Jeff Stein, the former editor of The VVA Veteran , today writes the “SpyTalk” blog on the Washington Post web site. His latest column , headlined “Nixon-CIA Spy Ploy in Vietnam Backfired, New Records Show, ” deals with new information about the 1970 Cambodian incursion–new and enlightening information about how Nixon and his Vietnam War guru Henry Kissinger operated.
As Stein–who served as a U.S. Army intelligence officer in Vietnam–notes, Nixon and Kissinger, his national security adviser, “deliberately ‘leaked’ word to North Vietnam that U.S. forces planned to invade Cambodia, in a failed attempt to intimidate Hanoi into retreat.”

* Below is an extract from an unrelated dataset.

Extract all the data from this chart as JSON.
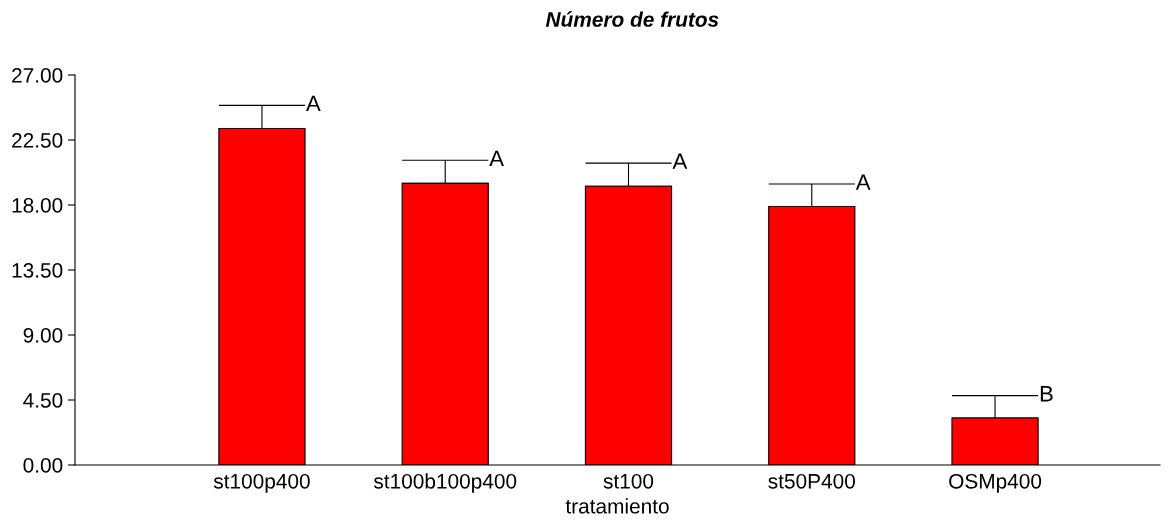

That info came from recently declassified data in a new volume of Foreign Relations of the United States , the official State Department history of the era. The news was unearthed by Merle Pribbenow, a retired CIA expert on Vietnam who found hitherto undiscovered documents in State Department records.
Stein quotes Pribbenow as saying that the idea behind Nixon and Kissinger’s psychological ploy “was to make the North Vietnamese believe that they had obtained advance knowledge of a planned U.S. operation in order to frighten them into pulling their forces back. The end result was that, not only were the North Vietnamese not frightened out of doing what Nixon wanted to scare them out of doing, Nixon unintentionally gave them advance warning of what the U.S. was about to do.”
What’s more, Stein notes, “the ploy, in short, ended up foiling Nixon’s main goal for invading Cambodia: to annihilate Hanoi’s command post for staging attacks on South Vietnam.”